CloudFront standard logs have up to 24-hour latency and are delivered to S3. Real-time logs stream access log records to Kinesis Data Streams with under 1-second latency.

resource "aws_kinesis_stream" "cloudfront_logs" {
  name             = "cloudfront-logs"
  shard_count      = 2
  retention_period = 24
}

resource "aws_cloudfront_realtime_log_config" "main" {
  name          = "main-realtime-logs"
  sampling_rate = 100  # 1-100: percentage of requests to log

  endpoint {
    stream_type = "Kinesis"
    kinesis_stream_config {
      role_arn   = aws_iam_role.cloudfront_kinesis.arn
      stream_arn = aws_kinesis_stream.cloudfront_logs.arn
    }
  }

  fields = [
    "timestamp", "c-ip", "sc-status", "cs-method",
    "cs-uri-stem", "time-taken", "x-edge-location",
    "x-edge-result-type", "cs-referer", "x-forwarded-for"
  ]
}

Attach the real-time log config to a specific cache behavior:

default_cache_behavior {
  realtime_log_config_arn = aws_cloudfront_realtime_log_config.main.arn
  # ... other settings
}

Common downstream consumers: Kinesis Data Firehose to S3 for storage, Kinesis to Lambda for real-time alerting on error rates or unusual patterns, Kinesis to OpenSearch for live dashboards.

Sampling rate matters: 100% captures everything but generates high Kinesis costs. 1% is sufficient for trend analysis. For security monitoring (WAF correlation, DDoS detection), use 100% to catch all anomalies.

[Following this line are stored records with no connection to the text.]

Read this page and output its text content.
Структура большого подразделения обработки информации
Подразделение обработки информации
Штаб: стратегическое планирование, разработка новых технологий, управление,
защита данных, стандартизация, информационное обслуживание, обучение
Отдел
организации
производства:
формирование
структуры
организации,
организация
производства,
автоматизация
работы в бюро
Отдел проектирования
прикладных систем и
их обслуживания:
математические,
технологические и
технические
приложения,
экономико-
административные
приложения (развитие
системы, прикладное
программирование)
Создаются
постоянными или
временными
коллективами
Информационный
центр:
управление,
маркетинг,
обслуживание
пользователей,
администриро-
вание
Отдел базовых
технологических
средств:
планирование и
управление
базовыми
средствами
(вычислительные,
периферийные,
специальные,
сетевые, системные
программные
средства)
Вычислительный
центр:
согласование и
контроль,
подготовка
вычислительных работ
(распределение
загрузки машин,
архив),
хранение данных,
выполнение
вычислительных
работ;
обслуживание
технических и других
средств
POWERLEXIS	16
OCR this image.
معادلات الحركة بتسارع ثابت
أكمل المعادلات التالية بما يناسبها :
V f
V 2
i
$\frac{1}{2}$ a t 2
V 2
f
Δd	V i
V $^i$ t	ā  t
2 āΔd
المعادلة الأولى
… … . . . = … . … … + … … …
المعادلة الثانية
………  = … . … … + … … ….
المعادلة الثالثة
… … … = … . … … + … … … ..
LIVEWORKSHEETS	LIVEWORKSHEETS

Field-level encryption: protecting sensitive data beyond HTTPS

HTTPS encrypts in transit, but the content is decrypted at CloudFront before forwarding to the origin. Field-level encryption keeps specific POST body fields encrypted all the way to your application, using a public key:

Client POSTs: { "card_number": "4111..." }

CloudFront encrypts "card_number" field with your public key
Origin receives: { "card_number": "ENCRYPTED_BLOB" }

Only the service with the private key can decrypt — not CloudFront, not other services

Field-level encryption is niche — most applications don't need it because TLS provides sufficient protection for most compliance requirements. Use it when you need to guarantee that specific sensitive fields (card numbers, SSNs) are not accessible to the broader infrastructure, only to the specific microservice that needs them.

A video streaming service uses signed URLs to protect content. Users report that after purchasing a video, they can share the signed URL with friends who are then able to watch without purchasing. What signed URL configuration would prevent this?

medium

Signed URLs currently use date-less-than expiration set to 72 hours after purchase. No other restrictions are configured on the signed URL.

  • AReduce the expiration time from 72 hours to 1 hour
    Incorrect.Shorter expiration limits the sharing window but doesn't prevent sharing — the shared URL still works within the expiration window. It reduces risk but doesn't solve the problem.
  • BAdd an IP restriction to the signed URL using the custom policy — the signed URL will only work from the purchaser's IP address
    Correct!CloudFront signed URLs with custom policy support an IpAddress condition. The URL is only valid from the specified CIDR. When shared with someone on a different IP, CloudFront rejects the request. Combine with a reasonable expiration (24h) for the best tradeoff. Limitation: mobile users on cellular networks change IPs frequently — a strict /32 restriction can break legitimate access. Use /24 to allow minor IP variation, or use signed cookies (which the browser sends automatically) with per-session tokens instead.
  • CEncrypt the video at rest in S3 with a customer-managed key
    Incorrect.S3 encryption protects data at rest. CloudFront fetches and decrypts from S3 transparently before serving. Encryption at rest doesn't affect who can access content via CloudFront.
  • DUse signed cookies instead of signed URLs — cookies cannot be shared
    Incorrect.Cookies can be shared (by copying cookie values). Signed cookies solve a different problem — authorizing access to multiple resources without embedding the signature in each URL.

Hint:The URL is being shared with different users. What attribute of the viewer can you bind the URL to?